Em 5 de novembro de 2019, o Superior Tribunal de Justiça (STJ) julgou caso que definiu não só as recuperações judiciais de produtores rurais, mas também o curso do mercado de crédito no setor. O voto do ministro Luis Felipe Salomão encerrou o empate legado pela 4ª Turma da Corte a partir dos votos do ministro relator Marco Buzzi e do ministro Raul Araújo. O desfecho do caso (Recurso Especial nº 1.800.032/MT) no STJ se deu no sentido de que se sujeitam à recuperação judicial os créditos contra produtores rurais que tenham sido constituídos antes de sua inscrição na Junta Comercial.
A recuperação judicial de produtor rural incita inúmeros debates no ambiente jurídico e o Judiciário, como visto, não é exceção. Dois pontos, em especial, se destacam nesta discussão: (i) a possibilidade de o produtor rural inscrito na Junta Comercial há menos de dois anos do requerer a recuperação judicial; e (ii) a sujeição de créditos anteriores à referida inscrição.
Segundo o disposto na Lei nº 11.101/2005, em seu art. 48, um dos requisitos para requerer a recuperação judicial é o exercício regular (i.e., inscrição no registro competente) da atividade empresarial por pelo menos dois anos. Há, nesse sentido, uma peculiaridade para o empresário rural, ao qual é facultada a inscrição na Junta Comercial (arts. 971 e 984 da Lei nº 10.406/2002). A divergência, por sua vez, se acentuou com a modificação incluída pela Lei nº 12.873/2013 à lei recuperacional, de modo que, a partir dela, o empresário rural devedor poderia comprovar seus dois anos de regularidade com base em Declaração de Informações Econômico-fiscais da Pessoa Jurídica.
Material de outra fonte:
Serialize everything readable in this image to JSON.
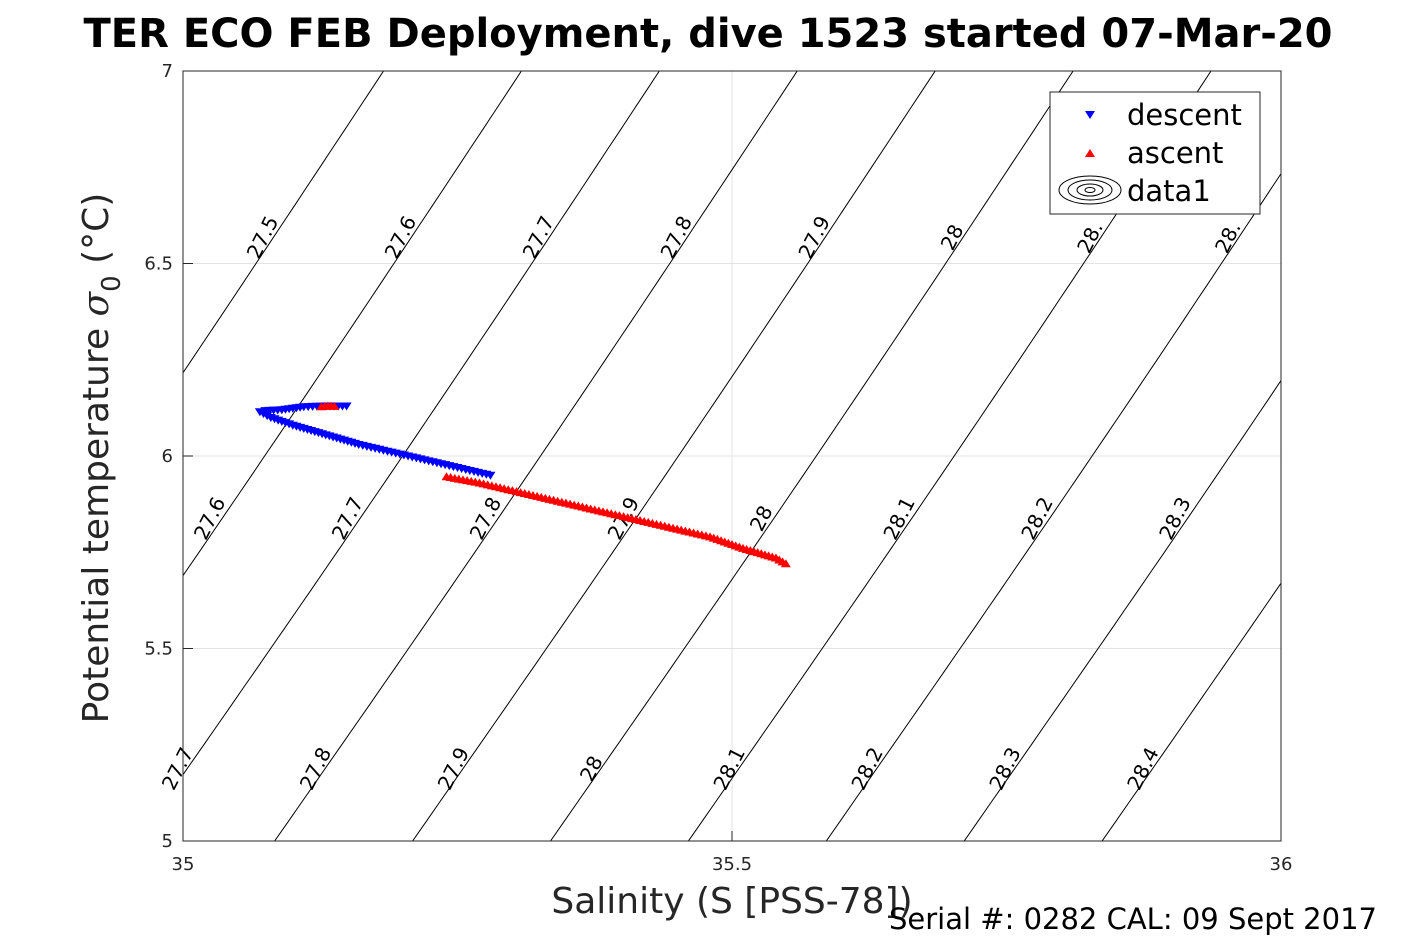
{
  "chart_data": {
    "type": "scatter",
    "title": "TER ECO FEB Deployment, dive 1523 started 07-Mar-20",
    "xlabel": "Salinity (S [PSS-78])",
    "ylabel_main": "Potential temperature ",
    "ylabel_sigma": "σ",
    "ylabel_sub": "0",
    "ylabel_unit": " (°C)",
    "xlim": [
      35,
      36
    ],
    "ylim": [
      5,
      7
    ],
    "x_ticks": [
      35,
      35.5,
      36
    ],
    "x_tick_labels": [
      "35",
      "35.5",
      "36"
    ],
    "y_ticks": [
      5,
      5.5,
      6,
      6.5,
      7
    ],
    "y_tick_labels": [
      "5",
      "5.5",
      "6",
      "6.5",
      "7"
    ],
    "grid": true,
    "legend_position": "top-right",
    "legend": [
      {
        "label": "descent",
        "marker": "triangle-down",
        "color": "#0000ff"
      },
      {
        "label": "ascent",
        "marker": "triangle-up",
        "color": "#ff0000"
      },
      {
        "label": "data1",
        "marker": "contour-ellipses",
        "color": "#000000"
      }
    ],
    "series": [
      {
        "name": "descent",
        "color": "#0000ff",
        "x": [
          35.149,
          35.13,
          35.11,
          35.09,
          35.075,
          35.07,
          35.08,
          35.1,
          35.13,
          35.16,
          35.19,
          35.22,
          35.25,
          35.28
        ],
        "y": [
          6.13,
          6.13,
          6.128,
          6.12,
          6.118,
          6.115,
          6.1,
          6.08,
          6.055,
          6.03,
          6.01,
          5.99,
          5.97,
          5.95
        ]
      },
      {
        "name": "ascent",
        "color": "#ff0000",
        "x": [
          35.24,
          35.27,
          35.3,
          35.33,
          35.36,
          35.39,
          35.42,
          35.45,
          35.48,
          35.51,
          35.54,
          35.549
        ],
        "y": [
          5.946,
          5.93,
          5.91,
          5.89,
          5.87,
          5.85,
          5.83,
          5.81,
          5.79,
          5.76,
          5.735,
          5.72
        ]
      },
      {
        "name": "ascent-top",
        "color": "#ff0000",
        "x": [
          35.126,
          35.132,
          35.138
        ],
        "y": [
          6.128,
          6.13,
          6.129
        ]
      }
    ],
    "contours": {
      "name": "data1",
      "levels": [
        27.5,
        27.6,
        27.7,
        27.8,
        27.9,
        28,
        28.1,
        28.2,
        28.3,
        28.4
      ],
      "labels_upper": [
        {
          "level": 27.5,
          "text": "27.5"
        },
        {
          "level": 27.6,
          "text": "27.6"
        },
        {
          "level": 27.7,
          "text": "27.7"
        },
        {
          "level": 27.8,
          "text": "27.8"
        },
        {
          "level": 27.9,
          "text": "27.9"
        },
        {
          "level": 28,
          "text": "28"
        },
        {
          "level": 28.1,
          "text": "28."
        },
        {
          "level": 28.2,
          "text": "28."
        }
      ],
      "labels_middle": [
        {
          "level": 27.6,
          "text": "27.6"
        },
        {
          "level": 27.7,
          "text": "27.7"
        },
        {
          "level": 27.8,
          "text": "27.8"
        },
        {
          "level": 27.9,
          "text": "27.9"
        },
        {
          "level": 28,
          "text": "28"
        },
        {
          "level": 28.1,
          "text": "28.1"
        },
        {
          "level": 28.2,
          "text": "28.2"
        },
        {
          "level": 28.3,
          "text": "28.3"
        }
      ],
      "labels_lower": [
        {
          "level": 27.7,
          "text": "27.7"
        },
        {
          "level": 27.8,
          "text": "27.8"
        },
        {
          "level": 27.9,
          "text": "27.9"
        },
        {
          "level": 28,
          "text": "28"
        },
        {
          "level": 28.1,
          "text": "28.1"
        },
        {
          "level": 28.2,
          "text": "28.2"
        },
        {
          "level": 28.3,
          "text": "28.3"
        },
        {
          "level": 28.4,
          "text": "28.4"
        }
      ]
    }
  },
  "footer": "Serial #: 0282  CAL: 09 Sept 2017"
}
O tema seguiu relevante no cenário jurídico nacional e foi objeto de discussão na III Jornada de Direito Comercial realizada em junho de 2019, cujos enunciados 96 e 97 deram entendimento favorável ao produtor rural, de modo que o requerimento poderia ser feito por pessoa natural ou jurídica inscrita há menos de dois anos e a abrangência do crédito à recuperação judicial seria irrestrita. Embora não vinculantes, os enunciados representam referenciais interpretativos a advogados e magistrados. A decisão do STJ, por sua vez, veio para conferir mais segurança ao segundo ponto, confirmando o posicionamento da Jornada, a qual contou com diversos ministros do STJ, dentre eles os ministros Raul Araújo e Luis Felipe Salomão.
O principal argumento dos votos vencedores fora que a atividade desempenhada pelos produtores rurais permanece a mesma após sua inscrição na Junta Comercial, não havendo racional para privar este empresário do instituto recuperacional. Um dos efeitos colaterais desta decisão, por outro lado, está no mercado de crédito rural, cujos principais agentes são instituições financeiras e trading companies. Isso porque a possibilidade de recuperação judicial dos produtores rurais, beneficiários deste crédito, pode aumentar significativamente o risco dos credores, que agora se veem obrigados a incorporar a possibilidade de novação recuperacional ao cálculo dos juros. Dado que muitos dos produtores rurais brasileiros se encontram em situação empresarial não regular, a expectativa é de que o impacto da decisão do STJ seja de proporções consideráveis.